Our previous findings indicate a role for oxidative stress in CEES-induced DNA damage leading to further toxic responses in epidermal cells and lesions in skin tissue of mice [10, 12, 19]. Hence, we examined the efficacy of antioxidant AEOL 10150 in reversing the CEES-induced oxidative DNA damage using IHC for 8-OHdG, an oxidized nucleoside of DNA. AEOL 10150 combined treatment caused a 67% decrease in the CEES-induced elevation of 8-OHdG positive cells as detected by brown stained nuclei in representative pictures (red arrows, Fig. 7C).

Discussion

There are currently no effective approved therapies against skin injuries caused by the vesicating agent SM. Though some benefit is obtained with decontamination and supportive treatment, if applied timely [1, 31]. Previous efforts to develop effective therapies to treat injuries from vesicant agents have reported that drugs targeting vesicant-induced oxidative stress may be helpful in attenuating vesicant-induced skin injuries [3, 12, 19, 20]. The current investigation indicates therapeutic efficacy of catalytic antioxidant AEOL 10150 in reversing CEES-induced toxic effects as well as oxidative DNA damage in skin epidermal cells and SKH-1 mouse skin. In addition to our previous reported studies, this study further highlights the role of oxidative stress in CEES-induced cutaneous damage and associated mechanisms reported in skin epidermal cells and mouse skin [12, 17-19].

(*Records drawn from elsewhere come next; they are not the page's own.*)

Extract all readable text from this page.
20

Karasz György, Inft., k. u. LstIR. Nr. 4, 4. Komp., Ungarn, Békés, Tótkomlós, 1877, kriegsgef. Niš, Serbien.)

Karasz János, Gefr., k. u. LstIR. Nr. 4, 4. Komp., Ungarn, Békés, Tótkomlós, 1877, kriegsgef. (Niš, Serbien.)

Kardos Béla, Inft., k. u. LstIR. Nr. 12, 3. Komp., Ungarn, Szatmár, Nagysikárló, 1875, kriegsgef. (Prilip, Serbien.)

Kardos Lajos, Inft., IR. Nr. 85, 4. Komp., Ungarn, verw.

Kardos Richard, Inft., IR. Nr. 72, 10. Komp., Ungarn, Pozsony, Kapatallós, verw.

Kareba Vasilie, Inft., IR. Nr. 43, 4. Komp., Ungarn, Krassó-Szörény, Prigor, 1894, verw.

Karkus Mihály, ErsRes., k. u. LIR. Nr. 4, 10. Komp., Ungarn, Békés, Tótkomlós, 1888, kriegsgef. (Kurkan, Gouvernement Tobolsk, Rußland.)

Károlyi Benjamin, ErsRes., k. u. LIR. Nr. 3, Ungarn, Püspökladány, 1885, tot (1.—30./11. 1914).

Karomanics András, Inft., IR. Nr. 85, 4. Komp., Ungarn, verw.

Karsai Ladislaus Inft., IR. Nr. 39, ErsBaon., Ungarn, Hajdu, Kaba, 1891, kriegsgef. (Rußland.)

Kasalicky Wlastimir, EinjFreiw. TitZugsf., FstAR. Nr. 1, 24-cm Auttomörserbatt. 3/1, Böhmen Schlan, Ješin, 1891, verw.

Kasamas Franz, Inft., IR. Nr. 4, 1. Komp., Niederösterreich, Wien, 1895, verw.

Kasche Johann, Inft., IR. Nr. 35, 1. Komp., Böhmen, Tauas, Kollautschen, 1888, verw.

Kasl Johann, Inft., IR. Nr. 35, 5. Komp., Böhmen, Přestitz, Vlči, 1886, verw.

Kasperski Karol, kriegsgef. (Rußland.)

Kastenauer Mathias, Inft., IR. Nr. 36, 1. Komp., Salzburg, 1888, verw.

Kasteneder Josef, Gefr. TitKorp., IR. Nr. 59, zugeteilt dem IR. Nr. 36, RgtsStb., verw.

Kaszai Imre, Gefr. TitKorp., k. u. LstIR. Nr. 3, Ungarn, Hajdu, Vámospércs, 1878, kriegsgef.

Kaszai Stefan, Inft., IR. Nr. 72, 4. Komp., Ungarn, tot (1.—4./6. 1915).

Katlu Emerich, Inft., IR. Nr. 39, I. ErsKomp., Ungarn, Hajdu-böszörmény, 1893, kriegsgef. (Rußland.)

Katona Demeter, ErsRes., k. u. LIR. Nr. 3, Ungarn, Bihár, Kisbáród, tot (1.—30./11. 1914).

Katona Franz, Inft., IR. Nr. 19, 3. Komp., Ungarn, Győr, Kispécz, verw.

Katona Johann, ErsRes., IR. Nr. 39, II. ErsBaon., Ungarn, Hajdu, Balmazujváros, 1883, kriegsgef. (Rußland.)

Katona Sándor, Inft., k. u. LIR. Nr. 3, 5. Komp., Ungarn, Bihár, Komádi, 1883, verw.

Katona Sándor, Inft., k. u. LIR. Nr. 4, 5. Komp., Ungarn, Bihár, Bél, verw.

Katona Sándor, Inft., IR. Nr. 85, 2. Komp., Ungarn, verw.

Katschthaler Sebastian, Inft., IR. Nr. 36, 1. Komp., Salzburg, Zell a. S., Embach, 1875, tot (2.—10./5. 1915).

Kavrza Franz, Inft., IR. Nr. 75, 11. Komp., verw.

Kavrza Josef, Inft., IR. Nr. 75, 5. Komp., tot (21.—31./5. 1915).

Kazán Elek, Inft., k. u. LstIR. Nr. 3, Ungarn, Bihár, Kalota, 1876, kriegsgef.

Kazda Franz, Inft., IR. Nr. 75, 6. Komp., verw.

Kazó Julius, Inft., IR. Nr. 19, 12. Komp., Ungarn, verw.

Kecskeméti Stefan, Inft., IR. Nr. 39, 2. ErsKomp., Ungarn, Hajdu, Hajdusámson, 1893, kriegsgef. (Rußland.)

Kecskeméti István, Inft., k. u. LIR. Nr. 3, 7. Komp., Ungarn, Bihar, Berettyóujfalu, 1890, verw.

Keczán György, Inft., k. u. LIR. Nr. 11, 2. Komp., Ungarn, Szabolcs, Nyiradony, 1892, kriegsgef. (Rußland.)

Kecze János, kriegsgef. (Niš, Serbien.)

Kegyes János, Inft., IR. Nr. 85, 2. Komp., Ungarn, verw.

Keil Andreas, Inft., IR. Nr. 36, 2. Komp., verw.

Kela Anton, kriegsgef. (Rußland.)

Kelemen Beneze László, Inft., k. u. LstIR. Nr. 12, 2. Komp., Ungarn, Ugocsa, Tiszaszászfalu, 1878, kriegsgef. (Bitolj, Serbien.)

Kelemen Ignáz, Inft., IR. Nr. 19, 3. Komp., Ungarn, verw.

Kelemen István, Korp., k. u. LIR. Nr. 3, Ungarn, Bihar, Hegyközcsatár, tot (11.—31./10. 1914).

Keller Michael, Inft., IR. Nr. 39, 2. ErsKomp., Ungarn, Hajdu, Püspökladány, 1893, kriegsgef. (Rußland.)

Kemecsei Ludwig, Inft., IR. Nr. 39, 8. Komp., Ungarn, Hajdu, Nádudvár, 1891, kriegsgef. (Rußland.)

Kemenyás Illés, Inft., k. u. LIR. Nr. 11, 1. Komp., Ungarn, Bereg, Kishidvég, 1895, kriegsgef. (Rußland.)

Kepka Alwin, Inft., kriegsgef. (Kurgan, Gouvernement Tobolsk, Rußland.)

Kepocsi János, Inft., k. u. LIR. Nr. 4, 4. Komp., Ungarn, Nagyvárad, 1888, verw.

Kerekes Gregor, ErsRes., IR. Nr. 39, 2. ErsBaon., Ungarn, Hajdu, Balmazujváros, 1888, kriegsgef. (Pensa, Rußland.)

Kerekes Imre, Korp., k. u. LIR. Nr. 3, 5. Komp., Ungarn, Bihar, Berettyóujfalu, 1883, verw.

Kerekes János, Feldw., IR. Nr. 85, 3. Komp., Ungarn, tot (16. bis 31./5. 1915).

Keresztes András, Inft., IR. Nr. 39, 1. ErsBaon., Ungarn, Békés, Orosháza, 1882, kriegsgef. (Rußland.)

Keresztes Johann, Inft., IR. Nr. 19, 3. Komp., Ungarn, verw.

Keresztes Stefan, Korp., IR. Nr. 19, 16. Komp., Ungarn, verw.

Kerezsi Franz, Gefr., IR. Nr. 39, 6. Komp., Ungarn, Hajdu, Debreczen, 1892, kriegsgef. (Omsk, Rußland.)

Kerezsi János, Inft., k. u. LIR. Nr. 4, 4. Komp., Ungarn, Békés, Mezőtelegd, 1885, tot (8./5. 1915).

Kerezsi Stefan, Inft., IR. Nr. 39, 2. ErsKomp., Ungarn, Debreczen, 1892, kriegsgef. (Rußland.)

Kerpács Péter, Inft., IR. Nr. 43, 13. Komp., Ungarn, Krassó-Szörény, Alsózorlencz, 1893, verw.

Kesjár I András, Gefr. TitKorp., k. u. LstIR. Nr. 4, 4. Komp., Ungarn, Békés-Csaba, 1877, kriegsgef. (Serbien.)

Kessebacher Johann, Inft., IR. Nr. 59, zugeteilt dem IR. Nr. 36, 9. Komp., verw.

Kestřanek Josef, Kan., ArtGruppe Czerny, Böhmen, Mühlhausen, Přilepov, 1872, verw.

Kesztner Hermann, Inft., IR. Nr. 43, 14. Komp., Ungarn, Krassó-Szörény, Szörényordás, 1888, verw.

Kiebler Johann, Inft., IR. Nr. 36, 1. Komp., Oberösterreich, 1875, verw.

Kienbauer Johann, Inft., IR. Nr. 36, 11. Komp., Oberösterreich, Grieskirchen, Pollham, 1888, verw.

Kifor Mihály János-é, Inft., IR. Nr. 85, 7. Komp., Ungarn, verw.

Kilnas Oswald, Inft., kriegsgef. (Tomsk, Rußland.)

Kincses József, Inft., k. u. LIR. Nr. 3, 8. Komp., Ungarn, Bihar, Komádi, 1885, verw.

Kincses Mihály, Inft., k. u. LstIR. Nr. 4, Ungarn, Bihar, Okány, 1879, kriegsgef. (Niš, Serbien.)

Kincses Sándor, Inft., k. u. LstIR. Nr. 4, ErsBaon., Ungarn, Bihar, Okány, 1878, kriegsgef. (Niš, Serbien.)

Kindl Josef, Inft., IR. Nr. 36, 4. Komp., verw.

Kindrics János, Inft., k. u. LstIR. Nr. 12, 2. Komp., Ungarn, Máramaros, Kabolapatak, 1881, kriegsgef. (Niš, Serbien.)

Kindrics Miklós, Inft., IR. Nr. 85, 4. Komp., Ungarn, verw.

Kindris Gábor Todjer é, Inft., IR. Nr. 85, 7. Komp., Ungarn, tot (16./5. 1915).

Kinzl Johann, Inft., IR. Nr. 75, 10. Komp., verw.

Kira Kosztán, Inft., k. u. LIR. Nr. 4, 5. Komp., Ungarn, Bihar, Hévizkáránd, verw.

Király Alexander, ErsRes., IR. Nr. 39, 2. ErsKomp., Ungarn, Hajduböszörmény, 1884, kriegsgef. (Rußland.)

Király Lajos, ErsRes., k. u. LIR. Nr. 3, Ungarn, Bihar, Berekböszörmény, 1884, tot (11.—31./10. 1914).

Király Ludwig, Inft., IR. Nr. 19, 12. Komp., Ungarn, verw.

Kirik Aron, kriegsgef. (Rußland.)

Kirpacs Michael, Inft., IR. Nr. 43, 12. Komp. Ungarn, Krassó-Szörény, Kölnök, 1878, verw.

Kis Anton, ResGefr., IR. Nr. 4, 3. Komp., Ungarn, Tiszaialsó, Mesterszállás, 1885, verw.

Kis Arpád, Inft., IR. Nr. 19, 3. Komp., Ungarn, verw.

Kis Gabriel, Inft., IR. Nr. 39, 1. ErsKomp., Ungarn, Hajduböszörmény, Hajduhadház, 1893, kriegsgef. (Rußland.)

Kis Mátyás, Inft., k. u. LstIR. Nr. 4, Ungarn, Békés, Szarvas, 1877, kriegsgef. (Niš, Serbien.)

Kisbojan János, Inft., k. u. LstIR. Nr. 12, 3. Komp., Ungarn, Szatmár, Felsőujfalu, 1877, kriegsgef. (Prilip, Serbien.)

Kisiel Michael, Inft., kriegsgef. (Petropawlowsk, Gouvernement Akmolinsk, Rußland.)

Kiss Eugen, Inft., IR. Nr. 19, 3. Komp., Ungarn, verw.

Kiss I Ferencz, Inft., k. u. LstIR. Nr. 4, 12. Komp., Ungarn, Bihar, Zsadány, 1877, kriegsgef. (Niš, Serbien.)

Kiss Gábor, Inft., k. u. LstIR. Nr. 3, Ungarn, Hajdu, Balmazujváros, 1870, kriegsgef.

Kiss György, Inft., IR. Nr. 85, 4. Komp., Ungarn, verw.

With similar toxic effects to SM, CEES is a useful SM surrogate used to generate injury models and identify treatment agents [15, 24, 28]. However, it is a monofunctional alkylating agent and a less toxic analog of SM that forms adducts instead of cross-links with cellular molecules [10]. Therefore, the identified therapeutic efficacy of AEOL 10150 in this study needs to be further examined in the skin injury model with primary vesicating agents, SM and nitrogen mustard (NM). Basal epidermal skin keratinocytes are reported to be the primary targets of vesicating agents. Keratinocyte cell death also leads to protease digestion of anchoring filaments of the epidermal-dermal junction, thus forming blisters on skin tissue [5, 32]. Therefore, efficacy studies reported herein were carried out in mouse and human skin epidermal keratinocytes and SKH-1 hairless mouse skin using injury endpoints from our previously reported studies (Tewari-Singh et al., 2010; Inturi et al., 2011., Jain et al., 2011b).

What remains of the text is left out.